Delaware has long been the preeminent jurisdiction of organization in the United States for all types of business entities. But Delaware’s business statutes are also attractive to foreign businesses seeking a home for their U.S. business ventures. Those statutes are regularly reviewed and updated, with important input from practicing attorneys who specialize in Delaware business entities. [See Delaware’s Sound and Enabling Statute.] Delaware enables business owners to create entities through a relatively simple and efficient process. Delaware’s Secretary of State has refined its operations to meet international quality standards, The State provides expedited processing of documents and accepts filings electronically, allowing for fast formation of entities. The Secretary of State even offers a “Global Filing Service” enabling—with advance notice—formation of international entities on weekends or U.S. holidays.
Delaware’s business statutes generally provide a number of advantages to international businesses. Delaware law also permits and provides efficient procedures for business combinations and other transactions, including mergers, transfers, and conversions.
Delaware provides a number of alternative methods by which business combinations can be effected, including mergers and asset sales. Delaware also allows for business combinations with a wide variety of entities, including foreign and domestic entities. No state-level judicial or regulatory approval is needed before Delaware entities may enter into business combinations with other entities. Further, because the Delaware statute provides clarity on these transactions, international investors are usually able to obtain legal opinions regarding the post-transaction nature of the resulting entity.
By comparison to many international company laws, which may involve more regulation or require more onerous procedures, such as “schemes of arrangement,” Delaware’s statutory methods for completing mergers and acquisitions transactions are flexible and have been tested by actual, efficient and effective use over many generations. For that reason, even many American corporations domiciled in other U.S. states have reincorporated in Delaware specifically because they expect to engage in a high level of mergers and acquisitions activity and view Delaware as the state whose law most effectively facilitates such transactions.
In addition, Delaware generally eliminates personal liability on the part of investors for the debts and obligations of their business entity. Delaware law also allows for the limitation of fiduciary liability for breaches of the duty of care in certain situations, as well as broad indemnification for liability, providing more certainty and less exposure for directors and officers.

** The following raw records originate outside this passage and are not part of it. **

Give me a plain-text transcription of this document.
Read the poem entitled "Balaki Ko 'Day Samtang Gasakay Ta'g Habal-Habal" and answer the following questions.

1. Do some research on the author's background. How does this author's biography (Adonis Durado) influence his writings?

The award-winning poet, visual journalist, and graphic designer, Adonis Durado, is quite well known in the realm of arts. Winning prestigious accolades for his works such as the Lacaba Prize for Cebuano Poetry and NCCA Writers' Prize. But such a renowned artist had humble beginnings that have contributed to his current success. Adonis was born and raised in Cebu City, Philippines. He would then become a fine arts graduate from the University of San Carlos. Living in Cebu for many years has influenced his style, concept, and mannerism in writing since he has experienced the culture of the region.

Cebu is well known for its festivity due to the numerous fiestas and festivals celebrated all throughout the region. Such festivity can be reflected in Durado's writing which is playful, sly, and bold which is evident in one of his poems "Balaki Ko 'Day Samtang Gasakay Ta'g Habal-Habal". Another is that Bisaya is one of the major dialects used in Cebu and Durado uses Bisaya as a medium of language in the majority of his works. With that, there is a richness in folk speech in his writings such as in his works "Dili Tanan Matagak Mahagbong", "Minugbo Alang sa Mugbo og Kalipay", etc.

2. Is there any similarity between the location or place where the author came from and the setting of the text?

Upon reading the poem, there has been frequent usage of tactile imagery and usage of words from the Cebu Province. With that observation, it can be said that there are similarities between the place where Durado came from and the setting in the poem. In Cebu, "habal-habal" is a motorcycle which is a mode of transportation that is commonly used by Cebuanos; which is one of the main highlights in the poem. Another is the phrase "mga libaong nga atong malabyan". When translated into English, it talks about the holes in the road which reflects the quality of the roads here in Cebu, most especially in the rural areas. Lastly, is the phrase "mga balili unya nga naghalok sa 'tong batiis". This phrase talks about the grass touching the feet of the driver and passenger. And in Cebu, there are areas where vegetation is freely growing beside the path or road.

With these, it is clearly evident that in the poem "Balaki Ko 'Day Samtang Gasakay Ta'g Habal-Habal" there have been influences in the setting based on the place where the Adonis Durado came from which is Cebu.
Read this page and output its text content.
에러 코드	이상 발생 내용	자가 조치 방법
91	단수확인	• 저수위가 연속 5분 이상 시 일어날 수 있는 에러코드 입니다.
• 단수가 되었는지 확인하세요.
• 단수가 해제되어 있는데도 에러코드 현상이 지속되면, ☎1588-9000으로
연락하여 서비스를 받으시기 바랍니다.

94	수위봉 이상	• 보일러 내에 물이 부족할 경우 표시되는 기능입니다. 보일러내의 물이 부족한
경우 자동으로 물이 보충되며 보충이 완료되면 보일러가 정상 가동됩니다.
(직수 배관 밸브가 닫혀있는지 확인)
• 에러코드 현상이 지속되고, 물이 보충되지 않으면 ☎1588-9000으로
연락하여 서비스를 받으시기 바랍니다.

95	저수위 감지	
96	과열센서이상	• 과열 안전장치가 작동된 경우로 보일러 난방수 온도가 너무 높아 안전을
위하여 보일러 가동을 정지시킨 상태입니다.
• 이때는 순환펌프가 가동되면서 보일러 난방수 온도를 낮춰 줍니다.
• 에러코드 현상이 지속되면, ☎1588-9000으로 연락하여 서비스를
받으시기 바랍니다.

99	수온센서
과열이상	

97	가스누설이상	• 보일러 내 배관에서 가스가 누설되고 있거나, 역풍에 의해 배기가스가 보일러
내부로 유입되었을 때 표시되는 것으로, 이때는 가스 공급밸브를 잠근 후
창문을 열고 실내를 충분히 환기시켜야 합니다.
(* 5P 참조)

Delaware provides substantial flexibility for parties in international commerce to form business entities other than corporations, including limited liability companies and limited partnerships that may be appropriate for specialized situations. [See Delaware’s Alternatives to Corporations.] Delaware statutes for these alternative entities are based on the principle of freedom of contract. Delaware alternative entities accordingly allow their owners to determine whether (if at all) fiduciary duties apply and to establish by agreement the parties’ rights and obligations.
Owners of Delaware business entities may structure their entities to fit their unique situations because Delaware law permits multiple classes of ownership interests, which may each have different control rights or economic rights. Such structural flexibility is especially advantageous for joint venture transactions, where parties may not have equal ownership interests.
Delaware does not require any business activities or offices to be located in Delaware, other than a registered agent. Owners and managers need not be U.S. citizens. Management and investors can vote or take action by written consent from anywhere in the world, without the requirement of a formal meeting; this written consent may be made by electronic means.
If and when disputes arise, Delaware business entities enjoy efficient procedures for dispute resolution. For example, the Delaware courts can exercise jurisdiction over managers of Delaware entities, giving investors access to the nation’s premier business courts. [See Litigation in the Delaware Court of Chancery and the Delaware Supreme Court.] The Delaware courts also provide Delaware entities with a number of options for those preferring dispute resolution outside of public and expensive litigation. Within the last decade, for example, Delaware adopted a statute broadly giving parties to a joint venture involving any sort of development, sharing, or joint use of intellectual property the ability to resolve their disputes in Chancery, so long as one party is a Delaware entity, even if the dispute is only a claim for money damages that would ordinarily go to a jury. This statute, the other ADR options available, and Chancery’s traditional ability to decide cases swiftly and cost-effectively make a Delaware entity ideal as a party to an international joint venture or to major international commercial contracts generally.
If joint venture parties use Delaware subsidiaries to carry out a joint venture or other commercial contract in an emerging market with less-developed dispute resolution systems, they can choose to have their disputes decided in the Delaware Court of Chancery, with the choice of means being left up to them to decide in their joint venture contract. [See Delaware’s Options for Alternative Dispute Resolution.] Consistent with Delaware’s policy of respecting contracts, the Delaware courts will generally enforce choice of forum and choice of law agreements for other jurisdictions, including those outside the United States. If and when a judgment is entered in a foreign jurisdiction, enforcement in Delaware may be available under Delaware laws recognizing foreign judgments.
The ease of creation, flexibility in management and ownership structures, limitation of liability, and efficient and fair procedures for dispute resolution, are just a few of the benefits enjoyed by business entities organized in Delaware. These benefits make Delaware a desirable place to organize any business, including those headquartered outside of the United States.